Sony Ericsson P1 stylus
Speaking of the back, there is a certain thing down there that can really attract your attention. We are talking about the lens of the 3.2 megapixel camera which features autofocus and as you may have probably noticed, a dual LED flash. We saw that kind of flash used in Sony Ericsson K550. Obviously, Sony Ericsson are keeping the xenon flash for their high-end cameraphones only. Right above the camera lens is a silver line that in fact covers the loudspeaker.
Camera lens loudspeaker cover
When you remove the battery cover, you will see the standard Sony Ericsson BST-33 950 mAh Li-Polymer battery that is rather frequently used by the manufacturer in a number of different handsets.
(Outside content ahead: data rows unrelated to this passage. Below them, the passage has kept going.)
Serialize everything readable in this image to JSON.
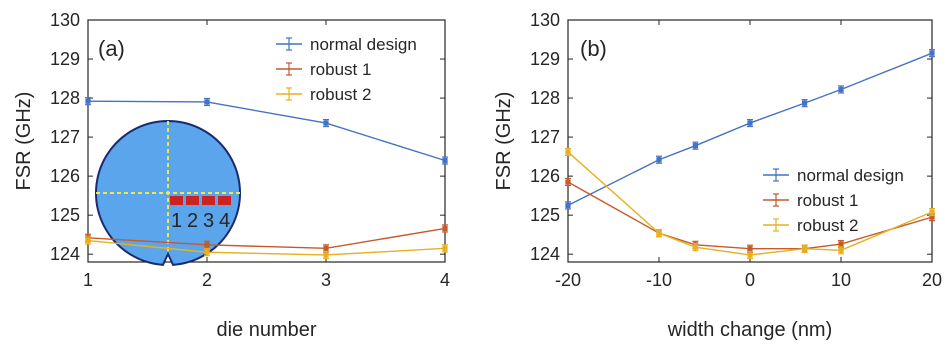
{
  "chart_data": [
    {
      "type": "line",
      "panel_label": "(a)",
      "xlabel": "die number",
      "ylabel": "FSR (GHz)",
      "xlim": [
        1,
        4
      ],
      "ylim": [
        123.8,
        130
      ],
      "xticks": [
        "1",
        "2",
        "3",
        "4"
      ],
      "yticks": [
        "124",
        "125",
        "126",
        "127",
        "128",
        "129",
        "130"
      ],
      "legend_position": "top-right",
      "x": [
        1,
        2,
        3,
        4
      ],
      "series": [
        {
          "name": "normal design",
          "color": "#4472c4",
          "values": [
            127.92,
            127.9,
            127.36,
            126.4
          ]
        },
        {
          "name": "robust 1",
          "color": "#c55a2a",
          "values": [
            124.42,
            124.24,
            124.15,
            124.66
          ]
        },
        {
          "name": "robust 2",
          "color": "#e8b020",
          "values": [
            124.35,
            124.05,
            123.98,
            124.15
          ]
        }
      ],
      "inset": {
        "description": "wafer-icon",
        "die_labels": [
          "1",
          "2",
          "3",
          "4"
        ],
        "wafer_color": "#5aa5ec",
        "die_color": "#cc2222"
      }
    },
    {
      "type": "line",
      "panel_label": "(b)",
      "xlabel": "width change (nm)",
      "ylabel": "FSR (GHz)",
      "xlim": [
        -20,
        20
      ],
      "ylim": [
        123.8,
        130
      ],
      "xticks": [
        "-20",
        "-10",
        "0",
        "10",
        "20"
      ],
      "yticks": [
        "124",
        "125",
        "126",
        "127",
        "128",
        "129",
        "130"
      ],
      "legend_position": "center-right",
      "x": [
        -20,
        -10,
        -6,
        0,
        6,
        10,
        20
      ],
      "series": [
        {
          "name": "normal design",
          "color": "#4472c4",
          "values": [
            125.25,
            126.42,
            126.78,
            127.36,
            127.87,
            128.22,
            129.15
          ]
        },
        {
          "name": "robust 1",
          "color": "#c55a2a",
          "values": [
            125.85,
            124.54,
            124.24,
            124.14,
            124.14,
            124.26,
            124.95
          ]
        },
        {
          "name": "robust 2",
          "color": "#e8b020",
          "values": [
            126.62,
            124.54,
            124.18,
            123.98,
            124.14,
            124.1,
            125.08
          ]
        }
      ]
    }
  ]
}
According to official numbers, the battery should provide the P1 with enough power to keep it going for up to 350-440 hours of standby time or up to 5-10 hours of call time depending on whether you would use it in a UMTS network which takes its toll on battery life. Unfortunately, we could not test the phone’s battery life since we used the phone heavily during our tests and thus the battery life we experienced was not indicative for the real-life performance of the handset. The SIM card slot of the P1 is not your regular Sony Ericsson one and the card itself slots into a place next to the camera lens.
Removing the battery cover and the battery
The Sony Ericsson P1 is nice to work with both your left and right hand. If you use the Jog Dial you would need the stylus rarely since it represents a rather adequate navigation solution. We enjoyed using the P1 and it surely feels nice when held in hand.